Resourcefulness was the key in our strategic preparation. One carefully purchased lipstick (after prudently saving on pocket money) would multifunction as eye-shadow and blusher. Shirts and T-shirts would be filched from fathers and brothers to give the fashionably appropriate ‘baggy’-effect on top of tight short skirts. Acrylic fabric paints were used to give old outfits a new zing. Hair-scrunchies would double-up as wrist-ornaments. And mismatched earrings (one dangler, one stud) were surefire eye-catchers.

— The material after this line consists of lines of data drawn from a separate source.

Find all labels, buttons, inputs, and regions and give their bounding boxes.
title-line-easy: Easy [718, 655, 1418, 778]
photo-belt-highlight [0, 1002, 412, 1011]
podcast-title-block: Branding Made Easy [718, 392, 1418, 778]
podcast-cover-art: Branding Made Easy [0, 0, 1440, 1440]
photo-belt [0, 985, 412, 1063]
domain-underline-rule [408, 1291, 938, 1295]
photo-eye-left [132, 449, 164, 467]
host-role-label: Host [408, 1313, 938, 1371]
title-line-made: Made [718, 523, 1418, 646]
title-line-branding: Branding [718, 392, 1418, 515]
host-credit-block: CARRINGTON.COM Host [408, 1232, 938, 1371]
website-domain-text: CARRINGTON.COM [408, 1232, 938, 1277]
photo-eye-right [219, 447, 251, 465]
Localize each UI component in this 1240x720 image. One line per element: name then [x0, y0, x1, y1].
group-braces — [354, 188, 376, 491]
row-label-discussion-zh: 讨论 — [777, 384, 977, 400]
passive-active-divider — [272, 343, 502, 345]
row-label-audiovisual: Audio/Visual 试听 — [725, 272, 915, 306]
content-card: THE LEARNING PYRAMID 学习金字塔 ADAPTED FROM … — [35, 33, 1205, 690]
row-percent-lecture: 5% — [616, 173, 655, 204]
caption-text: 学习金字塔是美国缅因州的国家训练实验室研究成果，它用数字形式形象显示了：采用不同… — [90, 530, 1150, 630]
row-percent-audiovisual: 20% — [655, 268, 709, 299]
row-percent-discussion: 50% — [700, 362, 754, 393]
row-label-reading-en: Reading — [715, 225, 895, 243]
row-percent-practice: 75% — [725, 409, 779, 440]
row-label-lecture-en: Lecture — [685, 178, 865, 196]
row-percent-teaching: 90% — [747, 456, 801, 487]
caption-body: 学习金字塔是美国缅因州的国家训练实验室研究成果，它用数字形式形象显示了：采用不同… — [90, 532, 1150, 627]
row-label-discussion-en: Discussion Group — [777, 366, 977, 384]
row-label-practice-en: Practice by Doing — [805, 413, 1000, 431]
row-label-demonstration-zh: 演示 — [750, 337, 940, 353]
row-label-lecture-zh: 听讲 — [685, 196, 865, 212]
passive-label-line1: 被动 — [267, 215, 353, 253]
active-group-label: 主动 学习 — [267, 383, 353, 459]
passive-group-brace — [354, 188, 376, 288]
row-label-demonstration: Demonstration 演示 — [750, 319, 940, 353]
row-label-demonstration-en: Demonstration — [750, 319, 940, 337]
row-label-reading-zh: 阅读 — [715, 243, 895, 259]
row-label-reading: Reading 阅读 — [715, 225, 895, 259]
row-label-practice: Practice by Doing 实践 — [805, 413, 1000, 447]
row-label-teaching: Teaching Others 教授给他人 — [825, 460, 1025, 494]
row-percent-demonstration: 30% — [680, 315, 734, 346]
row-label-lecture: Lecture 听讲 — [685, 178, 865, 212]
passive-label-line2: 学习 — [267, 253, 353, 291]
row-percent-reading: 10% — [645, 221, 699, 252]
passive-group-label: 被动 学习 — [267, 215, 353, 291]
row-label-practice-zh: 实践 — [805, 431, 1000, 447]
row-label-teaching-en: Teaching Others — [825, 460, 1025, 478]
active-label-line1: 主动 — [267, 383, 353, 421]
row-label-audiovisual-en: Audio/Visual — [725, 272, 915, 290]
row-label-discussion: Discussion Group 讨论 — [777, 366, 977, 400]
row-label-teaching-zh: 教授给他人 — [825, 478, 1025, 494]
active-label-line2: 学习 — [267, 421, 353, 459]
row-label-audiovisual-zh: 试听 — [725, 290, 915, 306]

Festivals would send us into flirting frenzies. The preparations were elaborate. Often, we would spend three hours dressing up for an half-hour jaunt. Much of the preliminary discussion would centre around who would be wearing what. Outfits were co-ordinated, but not duplicated. And it was all a friendly competition - we would help each other with the ‘getting ready’ businesss.
Armed to the teeth in an 'array of loveliness' (our natural loveliness considerably enhanced by the careful applocation of a whole lot of artificial aids), we would descend into the warzone of the battle-of-the-sexes. And then, the swagger in our strut and the covert, swift look back to see who noticed whom. The flutter of the eyelashes and the disdainful look away (if you wanted somebody to notice you, you ALWAYS looked AT and then AWAY).
Boys, hapless under the carefully-planned onslaught, would fall for our constructed charms like ninepins. We would sometimes do a tally on the number of scalps in our belts. Reverse feminism, in a way: we just regarded the poor fellows as so many notches on our victory registers.
It was all great fun, and completely frivolous. Serious relationships were few and far-between and would usually come much later in the day. For the rest of us, the ‘male gaze’ was enough.
WHAT ABOUT YOU? ANY ‘GAZER’ OR ‘GAZEE’ MEMORIES?